En Bref
La Savoie a longtemps rimé avec pistes damées et forfaits de ski, au point que le reste de l’année passe presque inaperçu dans les recherches de séjour.
C’est pourtant entre juin et septembre que le département révèle un autre visage : lacs turquoise, alpages en fleurs, villages de pierre et sentiers qui grimpent jusqu’aux glaciers.
Cet article couvre ce qu’il faut savoir pour organiser un séjour en Savoie sans skier : la meilleure période, les lacs à privilégier, les massifs de randonnée selon son niveau, le patrimoine à ne pas manquer, ainsi qu’un budget concret pour éviter les mauvaises surprises.
Quand partir en Savoie hors saison de ski ?

La fenêtre la plus confortable court de juin à septembre. Les refuges d’altitude et la plupart des sentiers du parc national de la Vanoise n’ouvrent réellement qu’à partir de mi-juin, une fois la neige tardive fondue sur les cols les plus hauts.

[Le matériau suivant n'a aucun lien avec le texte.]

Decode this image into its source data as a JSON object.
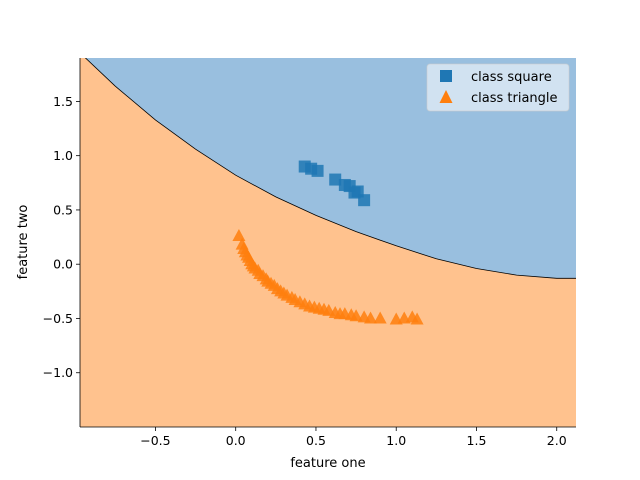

Juillet et août restent les mois les plus fréquentés, notamment autour des grands lacs et de sites emblématiques comme les gorges ou les grottes. Les stations d’altitude comme Tignes ou Val Thorens tournent alors au ralenti côté hébergement, ce qui peut jouer en faveur des prix.
Pour éviter la cohue de la mi-journée sur les sentiers les plus courus (lac de Saint-Guérin, gorges du Fier), démarre l’ascension avant 9h. Le parking et le sentier se libèrent nettement après 15h également.

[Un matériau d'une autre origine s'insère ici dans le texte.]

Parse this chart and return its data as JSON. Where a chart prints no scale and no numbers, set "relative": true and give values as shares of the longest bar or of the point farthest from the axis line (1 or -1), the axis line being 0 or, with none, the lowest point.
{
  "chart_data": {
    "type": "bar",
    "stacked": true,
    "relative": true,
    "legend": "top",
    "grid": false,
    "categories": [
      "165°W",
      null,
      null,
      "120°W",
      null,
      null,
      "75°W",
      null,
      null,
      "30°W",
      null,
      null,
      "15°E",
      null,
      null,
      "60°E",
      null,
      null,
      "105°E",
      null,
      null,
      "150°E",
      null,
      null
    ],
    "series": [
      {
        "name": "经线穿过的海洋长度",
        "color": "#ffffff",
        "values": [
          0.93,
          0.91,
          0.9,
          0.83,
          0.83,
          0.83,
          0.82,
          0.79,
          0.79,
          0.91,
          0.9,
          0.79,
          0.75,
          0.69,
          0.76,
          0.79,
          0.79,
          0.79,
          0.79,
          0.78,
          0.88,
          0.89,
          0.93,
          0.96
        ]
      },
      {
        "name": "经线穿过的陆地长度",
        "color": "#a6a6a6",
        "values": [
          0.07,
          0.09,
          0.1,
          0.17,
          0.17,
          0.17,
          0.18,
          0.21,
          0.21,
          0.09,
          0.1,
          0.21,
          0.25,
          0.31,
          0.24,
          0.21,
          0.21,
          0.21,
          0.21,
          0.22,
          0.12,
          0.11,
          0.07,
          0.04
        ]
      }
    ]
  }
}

Septembre change complètement l’ambiance : les jours restent longs, les températures redescendent d’un cran, et la fréquentation chute nettement, ce qui rend les sentiers autour du Beaufortain ou de la Chartreuse beaucoup plus tranquilles. C’est aussi la période des marchés de producteurs et des premières couleurs d’automne en altitude.

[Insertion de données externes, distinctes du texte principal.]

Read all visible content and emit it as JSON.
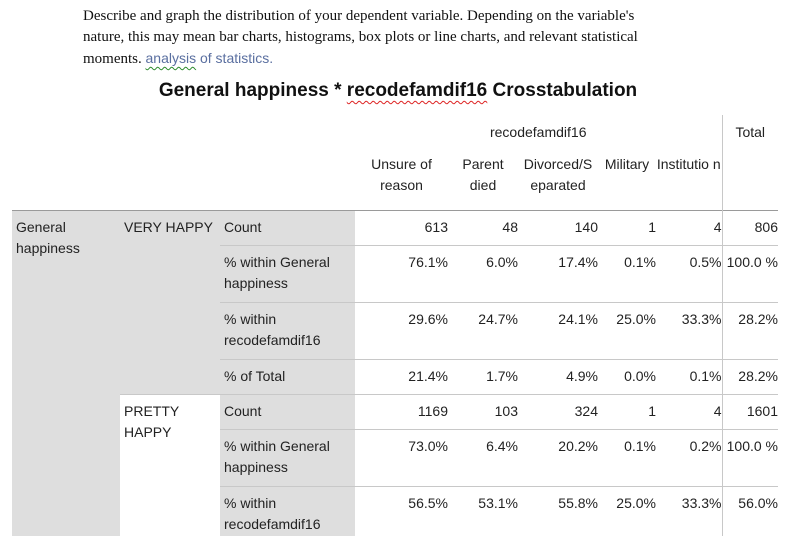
{
  "intro": {
    "line1": "Describe and graph the distribution of your dependent variable. Depending on the variable's",
    "line2": "nature, this may mean bar charts, histograms, box plots or line charts, and relevant statistical",
    "line3_a": "moments.",
    "line3_b": "analysis",
    "line3_c": " of statistics."
  },
  "table": {
    "title_a": "General happiness * ",
    "title_b": "recodefamdif16",
    "title_c": " Crosstabulation",
    "col_group": "recodefamdif16",
    "total_header": "Total",
    "col_headers": [
      "Unsure of reason",
      "Parent died",
      "Divorced/S eparated",
      "Military",
      "Institutio n"
    ],
    "row_var": "General happiness",
    "groups": [
      {
        "label": "VERY HAPPY",
        "rows": [
          {
            "stat": "Count",
            "values": [
              "613",
              "48",
              "140",
              "1",
              "4"
            ],
            "total": "806"
          },
          {
            "stat": "% within General happiness",
            "values": [
              "76.1%",
              "6.0%",
              "17.4%",
              "0.1%",
              "0.5%"
            ],
            "total": "100.0 %"
          },
          {
            "stat": "% within recodefamdif16",
            "values": [
              "29.6%",
              "24.7%",
              "24.1%",
              "25.0%",
              "33.3%"
            ],
            "total": "28.2%"
          },
          {
            "stat": "% of Total",
            "values": [
              "21.4%",
              "1.7%",
              "4.9%",
              "0.0%",
              "0.1%"
            ],
            "total": "28.2%"
          }
        ]
      },
      {
        "label": "PRETTY HAPPY",
        "rows": [
          {
            "stat": "Count",
            "values": [
              "1169",
              "103",
              "324",
              "1",
              "4"
            ],
            "total": "1601"
          },
          {
            "stat": "% within General happiness",
            "values": [
              "73.0%",
              "6.4%",
              "20.2%",
              "0.1%",
              "0.2%"
            ],
            "total": "100.0 %"
          },
          {
            "stat": "% within recodefamdif16",
            "values": [
              "56.5%",
              "53.1%",
              "55.8%",
              "25.0%",
              "33.3%"
            ],
            "total": "56.0%"
          }
        ]
      }
    ]
  }
}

Mai et début octobre restent jouables pour les villes et les lacs de basse altitude comme le Bourget, mais une partie des refuges et remontées d’accès aux hauts sentiers ferme encore ou déjà à ces dates : mieux vaut vérifier l’ouverture avant de partir.
Certains sentiers d’altitude restent enneigés jusque début juillet certaines années, en particulier sur les cols au-dessus de 2 500 mètres. Un appel au bureau des guides ou à l’office de tourisme local avant de partir évite les mauvaises surprises.
Les lacs de Savoie, entre baignade et panoramas

La Savoie compte plusieurs lacs qui n’ont rien à envier aux stations balnéaires, avec l’avantage d’être encadrés de montagnes.
Le lac du Bourget, à Aix-les-Bains, est à la fois le plus grand lac naturel de France et le plus profond, avec 145 mètres au point le plus creux. Il propose des plages surveillées, des activités nautiques (voile, paddle, aviron) et un tour à vélo relativement plat pour une sortie en famille.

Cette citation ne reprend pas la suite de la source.